Comptroller news release
We disagree with the implication that the decline in the Debt Service Fund balance led to S&P Global’s recent downgrade of the City’s credit rating and therefore must clarify some details surrounding this action.
To set the record straight, as our office testified at the Finance and Personnel Committee hearing, the rating agencies focus on the General Fund when determining the City’s level of reserves. This can be seen specifically from S&P Global’s most recent rating report on the City, which states “Milwaukee’s budgetary flexibility is weak, in our view, with an available fund balance in fiscal 2019 of 3.8% of operating expenditures, or $27.9 million”. Fund balance is synonymous with reserves in this statement. $27.9 million is the sum of the City’s assigned and unassigned fund balance in the general fund, as reported in Exhibit A1 of the City’s 2019 CAFR, page 46.

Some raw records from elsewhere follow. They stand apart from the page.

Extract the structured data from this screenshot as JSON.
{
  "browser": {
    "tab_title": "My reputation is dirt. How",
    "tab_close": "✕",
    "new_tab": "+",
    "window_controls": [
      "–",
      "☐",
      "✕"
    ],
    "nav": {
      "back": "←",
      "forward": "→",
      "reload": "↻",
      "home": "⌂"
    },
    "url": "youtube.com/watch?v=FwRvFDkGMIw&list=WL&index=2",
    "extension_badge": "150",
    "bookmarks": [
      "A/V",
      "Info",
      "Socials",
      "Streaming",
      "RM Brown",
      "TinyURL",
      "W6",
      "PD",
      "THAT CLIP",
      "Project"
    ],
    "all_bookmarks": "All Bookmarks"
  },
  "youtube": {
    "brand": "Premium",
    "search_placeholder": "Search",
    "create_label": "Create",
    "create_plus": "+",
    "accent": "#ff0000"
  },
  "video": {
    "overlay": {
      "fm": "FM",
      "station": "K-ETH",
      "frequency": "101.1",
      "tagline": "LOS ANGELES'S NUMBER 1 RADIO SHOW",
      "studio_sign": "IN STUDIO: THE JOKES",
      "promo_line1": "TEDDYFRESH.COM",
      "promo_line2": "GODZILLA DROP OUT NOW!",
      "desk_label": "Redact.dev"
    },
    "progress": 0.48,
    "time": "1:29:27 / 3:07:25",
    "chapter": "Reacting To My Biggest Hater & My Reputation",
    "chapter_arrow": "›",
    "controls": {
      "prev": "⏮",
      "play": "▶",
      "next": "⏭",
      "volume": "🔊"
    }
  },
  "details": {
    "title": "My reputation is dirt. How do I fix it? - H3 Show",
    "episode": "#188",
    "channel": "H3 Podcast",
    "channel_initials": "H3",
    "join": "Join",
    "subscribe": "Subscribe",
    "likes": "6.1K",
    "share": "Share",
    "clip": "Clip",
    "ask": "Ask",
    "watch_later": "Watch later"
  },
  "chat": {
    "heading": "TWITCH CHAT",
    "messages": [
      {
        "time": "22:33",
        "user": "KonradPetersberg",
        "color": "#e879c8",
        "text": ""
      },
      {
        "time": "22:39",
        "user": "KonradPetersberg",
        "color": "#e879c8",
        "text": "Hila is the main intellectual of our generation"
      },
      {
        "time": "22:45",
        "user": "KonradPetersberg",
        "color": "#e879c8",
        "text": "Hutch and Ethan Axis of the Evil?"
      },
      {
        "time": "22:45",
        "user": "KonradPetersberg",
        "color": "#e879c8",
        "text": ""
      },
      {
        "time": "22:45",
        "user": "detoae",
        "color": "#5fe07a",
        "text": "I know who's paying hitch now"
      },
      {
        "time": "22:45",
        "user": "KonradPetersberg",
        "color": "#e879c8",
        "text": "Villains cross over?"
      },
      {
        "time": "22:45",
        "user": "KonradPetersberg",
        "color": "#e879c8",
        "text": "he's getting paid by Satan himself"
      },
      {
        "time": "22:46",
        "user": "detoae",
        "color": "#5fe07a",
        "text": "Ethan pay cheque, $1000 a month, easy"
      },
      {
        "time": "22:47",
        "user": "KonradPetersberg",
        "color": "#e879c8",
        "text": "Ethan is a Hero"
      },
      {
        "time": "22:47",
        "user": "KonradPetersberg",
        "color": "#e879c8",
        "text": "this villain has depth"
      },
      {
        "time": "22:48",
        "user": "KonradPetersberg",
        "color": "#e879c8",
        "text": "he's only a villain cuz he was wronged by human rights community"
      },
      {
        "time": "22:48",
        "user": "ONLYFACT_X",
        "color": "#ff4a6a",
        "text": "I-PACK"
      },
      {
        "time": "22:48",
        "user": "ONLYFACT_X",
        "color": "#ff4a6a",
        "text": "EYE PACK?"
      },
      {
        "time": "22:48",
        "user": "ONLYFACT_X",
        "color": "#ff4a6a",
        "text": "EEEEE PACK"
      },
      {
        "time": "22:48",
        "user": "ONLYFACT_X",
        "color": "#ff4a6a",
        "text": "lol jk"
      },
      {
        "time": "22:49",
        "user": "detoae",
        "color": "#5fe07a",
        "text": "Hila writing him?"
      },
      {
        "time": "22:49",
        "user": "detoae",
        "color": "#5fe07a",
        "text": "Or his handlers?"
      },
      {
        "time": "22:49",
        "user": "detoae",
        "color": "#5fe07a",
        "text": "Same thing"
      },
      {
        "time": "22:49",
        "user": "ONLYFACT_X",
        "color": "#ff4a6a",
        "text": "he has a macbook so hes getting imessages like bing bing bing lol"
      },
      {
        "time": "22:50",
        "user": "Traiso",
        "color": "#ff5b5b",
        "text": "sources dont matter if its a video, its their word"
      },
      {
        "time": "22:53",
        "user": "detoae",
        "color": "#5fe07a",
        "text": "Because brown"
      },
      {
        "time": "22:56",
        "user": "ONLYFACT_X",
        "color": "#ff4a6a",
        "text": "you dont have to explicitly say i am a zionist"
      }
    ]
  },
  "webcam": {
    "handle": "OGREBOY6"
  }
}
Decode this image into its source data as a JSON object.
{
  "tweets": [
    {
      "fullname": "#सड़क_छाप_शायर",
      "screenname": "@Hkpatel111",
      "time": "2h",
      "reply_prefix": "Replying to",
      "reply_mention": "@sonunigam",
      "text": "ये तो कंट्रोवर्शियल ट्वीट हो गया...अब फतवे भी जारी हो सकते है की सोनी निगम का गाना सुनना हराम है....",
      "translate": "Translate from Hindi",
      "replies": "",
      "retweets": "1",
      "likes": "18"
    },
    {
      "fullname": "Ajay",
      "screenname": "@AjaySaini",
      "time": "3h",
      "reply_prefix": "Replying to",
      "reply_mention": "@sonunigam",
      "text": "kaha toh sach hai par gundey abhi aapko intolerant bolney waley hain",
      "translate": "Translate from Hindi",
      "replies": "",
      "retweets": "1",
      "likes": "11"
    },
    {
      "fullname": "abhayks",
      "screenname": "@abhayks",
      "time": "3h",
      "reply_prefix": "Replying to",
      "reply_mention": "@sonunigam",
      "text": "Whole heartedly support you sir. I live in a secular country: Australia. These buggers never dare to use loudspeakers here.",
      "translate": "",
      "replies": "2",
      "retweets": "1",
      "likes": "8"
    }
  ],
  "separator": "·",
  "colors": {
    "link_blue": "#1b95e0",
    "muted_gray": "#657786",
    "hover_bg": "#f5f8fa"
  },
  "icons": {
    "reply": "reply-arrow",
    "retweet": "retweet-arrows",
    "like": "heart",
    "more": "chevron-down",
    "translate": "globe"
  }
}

As clearly shown above, S&P Global is citing the City’s General Fund when mentioning “available reserves”. In fact, the Debt Service Fund is not available for general use, but rather entirely restricted for the payment of debt. The recent declines in the City’s Debt Service Fund did not lead to the ratings downgrade from S&P Global. The downgrade was due to continued budget shortfalls, which resulted in declining reserves in the General Fund.
The current Comptroller’s administration is working to move the City forward in a fiscally prudent manner. In order to properly move forward, however, a thorough understanding of the facts and circumstances is required to arrive at proper decisions. In this case, the facts are clear: the City’s declining general fund balance led to the ratings downgrade.